1. Writing Assignments (10x4 = 40 points)
(1). How does an image change (e.g., objects' sizes in the image, field of view, etc.) if the focal length of a pinhole camera is varied?
  (2). Give an intuitive explanation of the reason why a pinhole camera has an infinite depth of field.
  (3). In the thin lens model, 1/o + 1/i = 1/f, there are three variables, the focal length f, the object distance o and the image distance i (please refer to Slide # 18 of the Image Formation lecture). If we define Z = o-f, and z = i-f, please write two a few words to describe the physical meanings of Z and z, and prove that Z*z = f*f given 1/o + 1/i = 1/f.
  (4). Prove that, in the pinhole camera model, three collinear points (i.e., they lie on a line)  in 3D space are imaged into three collinear points on the image plane. You may either use geometric reasoning (with line drawings) or algebra proof (using equations).

2. Programming  Assignments (Matlab preferred - here is a quick matlab tutorial.  You may use C++ or Java if you like, but you will need to bring your  own machine to me in my office hours to run your programs. ) (10x6 = 60 points)

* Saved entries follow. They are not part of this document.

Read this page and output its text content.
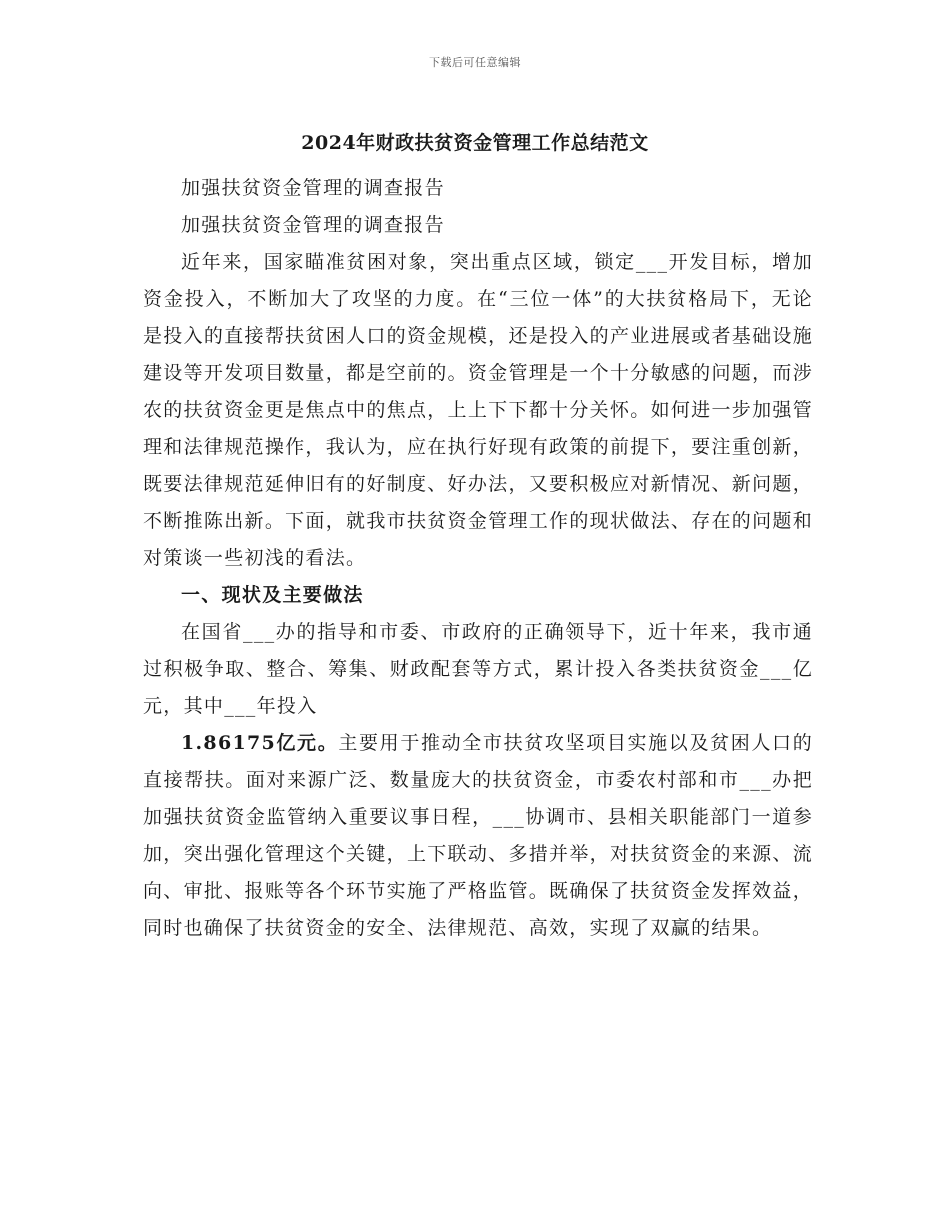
下载后可任意编辑
2024年财政扶贫资金管理工作总结范文

加强扶贫资金管理的调查报告

加强扶贫资金管理的调查报告

近年来，国家瞄准贫困对象，突出重点区域，锁定___开发目标，增加资金投入，不断加大了攻坚的力度。在“三位一体”的大扶贫格局下，无论是投入的直接帮扶贫困人口的资金规模，还是投入的产业进展或者基础设施建设等开发项目数量，都是空前的。资金管理是一个十分敏感的问题，而涉农的扶贫资金更是焦点中的焦点，上上下下都十分关怀。如何进一步加强管理和法律规范操作，我认为，应在执行好现有政策的前提下，要注重创新，既要法律规范延伸旧有的好制度、好办法，又要积极应对新情况、新问题，不断推陈出新。下面，就我市扶贫资金管理工作的现状做法、存在的问题和对策谈一些初浅的看法。

一、现状及主要做法

在国省___办的指导和市委、市政府的正确领导下，近十年来，我市通过积极争取、整合、筹集、财政配套等方式，累计投入各类扶贫资金___亿元，其中___年投入

1.86175亿元。主要用于推动全市扶贫攻坚项目实施以及贫困人口的直接帮扶。面对来源广泛、数量庞大的扶贫资金，市委农村部和市___办把加强扶贫资金监管纳入重要议事日程，___协调市、县相关职能部门一道参加，突出强化管理这个关键，上下联动、多措并举，对扶贫资金的来源、流向、审批、报账等各个环节实施了严格监管。既确保了扶贫资金发挥效益，同时也确保了扶贫资金的安全、法律规范、高效，实现了双赢的结果。
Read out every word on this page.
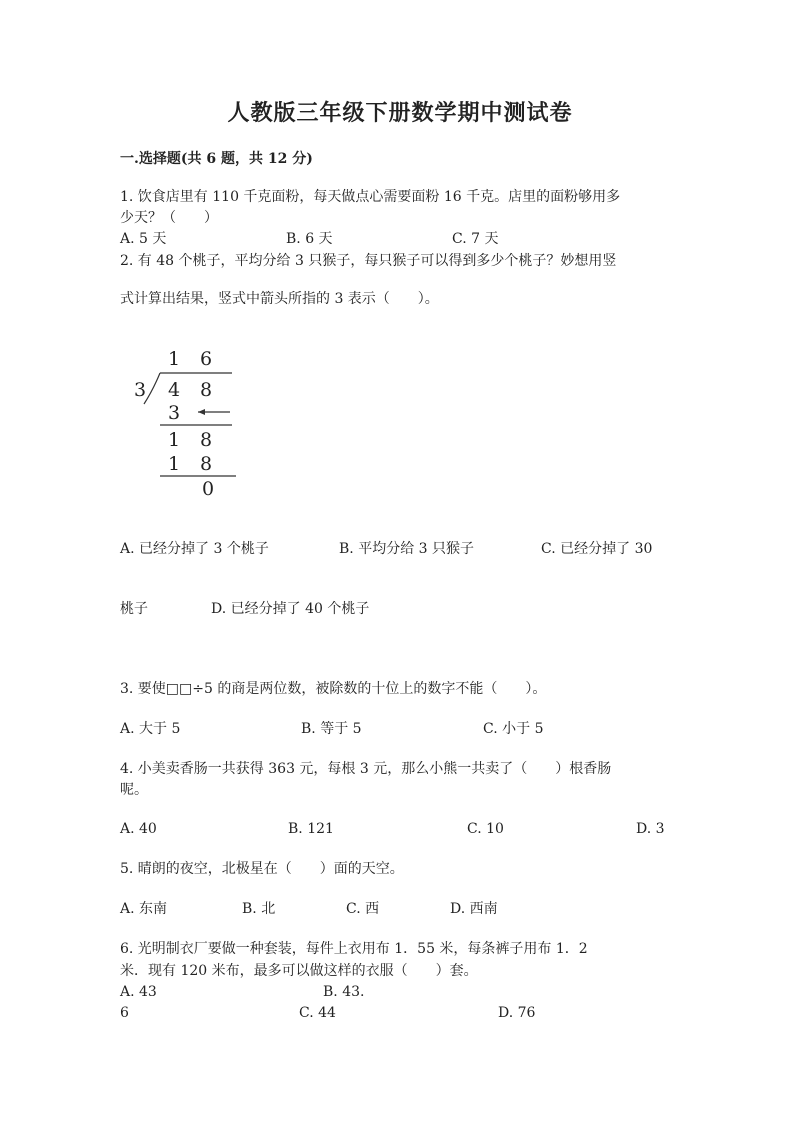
人教版三年级下册数学期中测试卷
一.选择题(共 6 题，共 12 分)
1. 饮食店里有 110 千克面粉，每天做点心需要面粉 16 千克。店里的面粉够用多
少天？（　　）
A. 5 天	B. 6 天	C. 7 天
2. 有 48 个桃子，平均分给 3 只猴子，每只猴子可以得到多少个桃子？妙想用竖
式计算出结果，竖式中箭头所指的 3 表示（　　）。
1 6
3 4 8
3
1 8
1 8
0
A. 已经分掉了 3 个桃子	B. 平均分给 3 只猴子	C. 已经分掉了 30
桃子	D. 已经分掉了 40 个桃子
3. 要使□□÷5 的商是两位数，被除数的十位上的数字不能（　　）。
A. 大于 5	B. 等于 5	C. 小于 5
4. 小美卖香肠一共获得 363 元，每根 3 元，那么小熊一共卖了（　　）根香肠
呢。
A. 40	B. 121	C. 10	D. 3
5. 晴朗的夜空，北极星在（　　）面的天空。
A. 东南	B. 北	C. 西	D. 西南
6. 光明制衣厂要做一种套装，每件上衣用布 1．55 米，每条裤子用布 1．2
米．现有 120 米布，最多可以做这样的衣服（　　）套。
A. 43	B. 43.
6	C. 44	D. 76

Image formation.  In this small project, you are going to use Matlab to read, manipulate and write image data. The purpose of the project is to make you familiar with the basic digital image formations. Your program should do the following things:

  1. Read in a color image C1(x,y) = (R(x,y), G(x,y), B(x,y)) in Windows BMP format, and display it.
  2. Display the images of the three color components, R(x,y), G(x,y) and B(x,y), separately. You should display three black-white-like images.
  3. Generate an intensity image I(x,y) and display it. You should use the equation I = 0.299R + 0.587G + 0.114B (the NTSC standard for luminance).
  4. The original intensity image should have 256 gray levels.  Please uniformly quantize this image into K levels ( with K=4, 16, 32, 64).  As an example,  when K=2 ,  pixels whose values are below 128 are turned to 0,  otherwise to 255.  Display the four quantized images with four different K levels  and tell us  how the images still look like the original ones.
  5. Quantize  the original three-band color image C1(x,y) into K level color images CK(x,y)= (R(x,y), G(x,y), B(x,y)) (with uniform intervals) , and display them. You may choose K=2 and 4 (for each band).  Do they have any advantages in viewing and/or in computer processing (e.g. segmentation)?
  6. Quantize  the original three-band color image C1(x,y) into a color image CL(x,y)= (R(x,y), G(x,y), B(x,y)) (with a logarithmic function) , and display it. You may choose  a function  I' =C ln (I+1) ( for each band), where I is the original value (0~255) , I' is the quantized value,  and C is a constant to scale I'  into (0~255), and ln is the natural logarithm.  Please find the best C value so for an input in the range of 0-255, the output range is still 0 - 255. Note that when I = 0, I' = 0 too.
Please for each of the above, provide your observations / conclusions, rather than just show the experimental results.
I have provided a piece of starting code for you to use. Questions a and b have been done.  You only need to work on c to g. You may use Prof. Zhu's old ID picture for testing your algorithm.